– Vous regrettez sans doute comme moi, lui dit-il, que le bonheur de nous revoir vienne d’une cause si triste, et que la mort de mon père…
– Ce n’est pas cela, Armand, repartit la marquise ; je connaissais à peine votre père, et vous-même, éloigné de lui depuis dix ans, vous n’avez pas dû éprouver, à la nouvelle de sa mort, ce chagrin profond qu’occasionne la perte d’une affection à laquelle on s’est longuement habitué.
Luizzi ne répondit pas, et la marquise reprit après un moment de silence :
– Non, ce n’est pas cela ; mais votre arrivée est venue dans un moment… un moment bien singulier en effet.
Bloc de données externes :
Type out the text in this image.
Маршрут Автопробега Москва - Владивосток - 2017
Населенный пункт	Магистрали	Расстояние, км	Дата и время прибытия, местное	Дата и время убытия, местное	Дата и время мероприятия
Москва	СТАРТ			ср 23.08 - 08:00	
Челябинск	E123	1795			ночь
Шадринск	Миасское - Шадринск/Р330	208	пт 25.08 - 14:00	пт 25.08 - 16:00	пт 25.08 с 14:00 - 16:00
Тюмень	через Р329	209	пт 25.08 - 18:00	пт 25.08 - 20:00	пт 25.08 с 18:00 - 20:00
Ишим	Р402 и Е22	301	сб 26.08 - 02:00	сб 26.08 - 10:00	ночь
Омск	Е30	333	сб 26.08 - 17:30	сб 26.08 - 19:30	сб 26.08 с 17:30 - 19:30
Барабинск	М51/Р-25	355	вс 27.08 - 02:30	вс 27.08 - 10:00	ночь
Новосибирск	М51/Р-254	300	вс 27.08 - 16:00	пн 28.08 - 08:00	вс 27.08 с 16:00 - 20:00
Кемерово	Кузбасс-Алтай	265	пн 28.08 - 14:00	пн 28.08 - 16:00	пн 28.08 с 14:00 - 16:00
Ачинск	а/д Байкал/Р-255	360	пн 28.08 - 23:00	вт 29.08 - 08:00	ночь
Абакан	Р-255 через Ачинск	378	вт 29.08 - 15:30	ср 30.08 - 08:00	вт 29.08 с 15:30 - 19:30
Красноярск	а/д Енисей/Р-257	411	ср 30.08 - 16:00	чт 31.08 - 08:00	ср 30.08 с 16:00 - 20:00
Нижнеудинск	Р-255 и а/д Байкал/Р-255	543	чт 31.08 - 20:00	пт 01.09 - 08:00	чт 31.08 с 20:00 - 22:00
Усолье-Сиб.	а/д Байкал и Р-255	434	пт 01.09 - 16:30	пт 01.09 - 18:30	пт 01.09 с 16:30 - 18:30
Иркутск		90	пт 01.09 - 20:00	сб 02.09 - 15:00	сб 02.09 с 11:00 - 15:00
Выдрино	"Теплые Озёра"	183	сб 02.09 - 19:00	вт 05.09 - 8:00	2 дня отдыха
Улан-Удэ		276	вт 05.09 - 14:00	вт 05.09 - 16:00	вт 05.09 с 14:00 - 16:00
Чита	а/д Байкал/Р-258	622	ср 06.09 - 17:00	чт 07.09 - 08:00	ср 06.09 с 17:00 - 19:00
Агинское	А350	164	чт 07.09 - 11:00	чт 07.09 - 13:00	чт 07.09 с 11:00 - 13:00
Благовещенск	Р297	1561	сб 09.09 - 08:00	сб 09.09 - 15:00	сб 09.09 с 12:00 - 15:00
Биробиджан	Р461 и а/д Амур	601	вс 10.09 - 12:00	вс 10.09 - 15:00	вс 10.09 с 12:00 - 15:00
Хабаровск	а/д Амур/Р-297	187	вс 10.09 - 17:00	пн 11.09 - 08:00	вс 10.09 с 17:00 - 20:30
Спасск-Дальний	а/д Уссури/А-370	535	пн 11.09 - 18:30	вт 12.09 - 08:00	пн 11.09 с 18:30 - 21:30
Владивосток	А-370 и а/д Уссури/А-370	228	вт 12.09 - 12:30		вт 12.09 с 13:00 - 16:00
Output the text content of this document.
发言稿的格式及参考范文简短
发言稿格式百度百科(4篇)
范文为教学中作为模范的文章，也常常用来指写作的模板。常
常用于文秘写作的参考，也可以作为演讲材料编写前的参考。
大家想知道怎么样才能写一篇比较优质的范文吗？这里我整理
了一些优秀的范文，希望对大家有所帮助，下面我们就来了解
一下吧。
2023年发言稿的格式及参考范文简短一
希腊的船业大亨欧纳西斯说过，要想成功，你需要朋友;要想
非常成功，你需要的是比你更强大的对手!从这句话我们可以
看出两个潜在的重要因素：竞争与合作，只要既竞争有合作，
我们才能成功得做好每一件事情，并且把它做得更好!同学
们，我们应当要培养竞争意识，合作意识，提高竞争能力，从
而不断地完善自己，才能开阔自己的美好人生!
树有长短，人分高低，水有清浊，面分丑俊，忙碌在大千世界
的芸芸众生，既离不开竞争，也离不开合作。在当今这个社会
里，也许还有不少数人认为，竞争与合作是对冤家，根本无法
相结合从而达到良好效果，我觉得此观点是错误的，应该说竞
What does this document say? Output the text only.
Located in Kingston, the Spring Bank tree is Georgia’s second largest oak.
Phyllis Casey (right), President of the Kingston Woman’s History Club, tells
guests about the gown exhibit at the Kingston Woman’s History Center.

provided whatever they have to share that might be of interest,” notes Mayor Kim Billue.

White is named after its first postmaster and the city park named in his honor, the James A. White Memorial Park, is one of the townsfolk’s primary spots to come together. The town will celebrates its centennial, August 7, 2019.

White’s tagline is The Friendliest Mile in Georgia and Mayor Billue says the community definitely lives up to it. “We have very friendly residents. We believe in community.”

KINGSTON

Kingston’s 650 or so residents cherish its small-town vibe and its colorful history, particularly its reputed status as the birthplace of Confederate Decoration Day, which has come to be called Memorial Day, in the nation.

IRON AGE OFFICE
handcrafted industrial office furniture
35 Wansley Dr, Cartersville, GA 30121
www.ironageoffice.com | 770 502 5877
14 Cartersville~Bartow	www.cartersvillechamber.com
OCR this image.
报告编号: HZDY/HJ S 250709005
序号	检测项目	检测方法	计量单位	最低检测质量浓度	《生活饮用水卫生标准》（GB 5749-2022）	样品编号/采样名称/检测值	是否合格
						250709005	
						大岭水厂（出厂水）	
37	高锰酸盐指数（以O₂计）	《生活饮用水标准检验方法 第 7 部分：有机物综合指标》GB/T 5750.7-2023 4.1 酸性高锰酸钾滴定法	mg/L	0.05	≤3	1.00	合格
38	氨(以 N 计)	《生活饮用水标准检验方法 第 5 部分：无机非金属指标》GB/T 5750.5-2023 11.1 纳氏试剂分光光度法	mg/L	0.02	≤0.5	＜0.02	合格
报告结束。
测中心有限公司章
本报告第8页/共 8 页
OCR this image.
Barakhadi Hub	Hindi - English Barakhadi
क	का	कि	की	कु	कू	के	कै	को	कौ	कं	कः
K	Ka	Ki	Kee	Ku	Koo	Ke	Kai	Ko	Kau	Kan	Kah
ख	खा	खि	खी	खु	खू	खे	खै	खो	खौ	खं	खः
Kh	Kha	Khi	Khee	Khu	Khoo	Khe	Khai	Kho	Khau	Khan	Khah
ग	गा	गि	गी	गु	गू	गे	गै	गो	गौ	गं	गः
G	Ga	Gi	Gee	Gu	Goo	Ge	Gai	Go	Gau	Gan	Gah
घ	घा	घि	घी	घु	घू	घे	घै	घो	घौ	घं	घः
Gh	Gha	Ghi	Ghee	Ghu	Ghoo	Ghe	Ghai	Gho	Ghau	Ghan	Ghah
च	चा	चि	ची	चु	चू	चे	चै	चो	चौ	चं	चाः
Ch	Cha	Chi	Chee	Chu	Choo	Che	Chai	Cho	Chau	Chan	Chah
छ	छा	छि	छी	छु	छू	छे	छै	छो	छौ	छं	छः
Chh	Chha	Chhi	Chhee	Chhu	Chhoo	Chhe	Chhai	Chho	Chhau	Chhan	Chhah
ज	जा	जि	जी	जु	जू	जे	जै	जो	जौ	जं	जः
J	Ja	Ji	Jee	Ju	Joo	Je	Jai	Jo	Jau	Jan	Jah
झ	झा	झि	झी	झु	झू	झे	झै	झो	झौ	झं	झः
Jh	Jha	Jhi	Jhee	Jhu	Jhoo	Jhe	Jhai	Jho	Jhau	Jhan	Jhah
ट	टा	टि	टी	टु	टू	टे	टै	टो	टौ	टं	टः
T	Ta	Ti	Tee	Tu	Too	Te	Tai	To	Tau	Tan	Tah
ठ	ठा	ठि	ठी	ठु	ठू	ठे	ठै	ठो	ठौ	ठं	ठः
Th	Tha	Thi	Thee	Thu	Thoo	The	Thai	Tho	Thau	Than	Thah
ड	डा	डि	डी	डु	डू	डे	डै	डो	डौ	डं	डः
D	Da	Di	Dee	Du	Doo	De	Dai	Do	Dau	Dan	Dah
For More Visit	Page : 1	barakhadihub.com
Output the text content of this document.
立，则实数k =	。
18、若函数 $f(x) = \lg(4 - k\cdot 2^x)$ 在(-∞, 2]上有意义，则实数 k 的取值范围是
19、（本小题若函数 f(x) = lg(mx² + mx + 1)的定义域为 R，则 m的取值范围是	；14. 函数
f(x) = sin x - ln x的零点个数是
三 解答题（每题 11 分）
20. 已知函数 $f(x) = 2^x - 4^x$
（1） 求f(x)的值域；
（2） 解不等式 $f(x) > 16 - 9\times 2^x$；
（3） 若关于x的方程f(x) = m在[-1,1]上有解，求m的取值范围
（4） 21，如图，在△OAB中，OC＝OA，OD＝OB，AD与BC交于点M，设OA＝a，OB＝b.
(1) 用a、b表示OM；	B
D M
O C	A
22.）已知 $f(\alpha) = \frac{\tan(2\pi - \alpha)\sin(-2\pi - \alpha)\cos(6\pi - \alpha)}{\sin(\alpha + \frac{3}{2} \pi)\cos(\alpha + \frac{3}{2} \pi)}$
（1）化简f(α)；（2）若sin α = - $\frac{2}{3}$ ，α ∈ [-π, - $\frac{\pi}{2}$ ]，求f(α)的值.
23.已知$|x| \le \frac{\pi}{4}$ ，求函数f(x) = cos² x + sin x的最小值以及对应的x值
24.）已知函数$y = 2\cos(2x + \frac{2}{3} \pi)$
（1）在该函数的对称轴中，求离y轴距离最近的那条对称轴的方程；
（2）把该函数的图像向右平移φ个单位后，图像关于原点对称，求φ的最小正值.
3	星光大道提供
Un rire triste erra sur les lèvres de Lucy, puis elle continua, comme s’excitant à ce rire :
– En vérité, Armand, la vie est un singulier roman. Êtes-vous pour longtemps à Toulouse ?
– Pour huit jours.
– Vous retournerez à Paris ?
– Oui.
– Vous y trouverez mon mari.
– Comment ! député depuis huit jours, il est déjà en route ? la session ne commence que dans un mois. Je pensais que vous partiriez ensemble.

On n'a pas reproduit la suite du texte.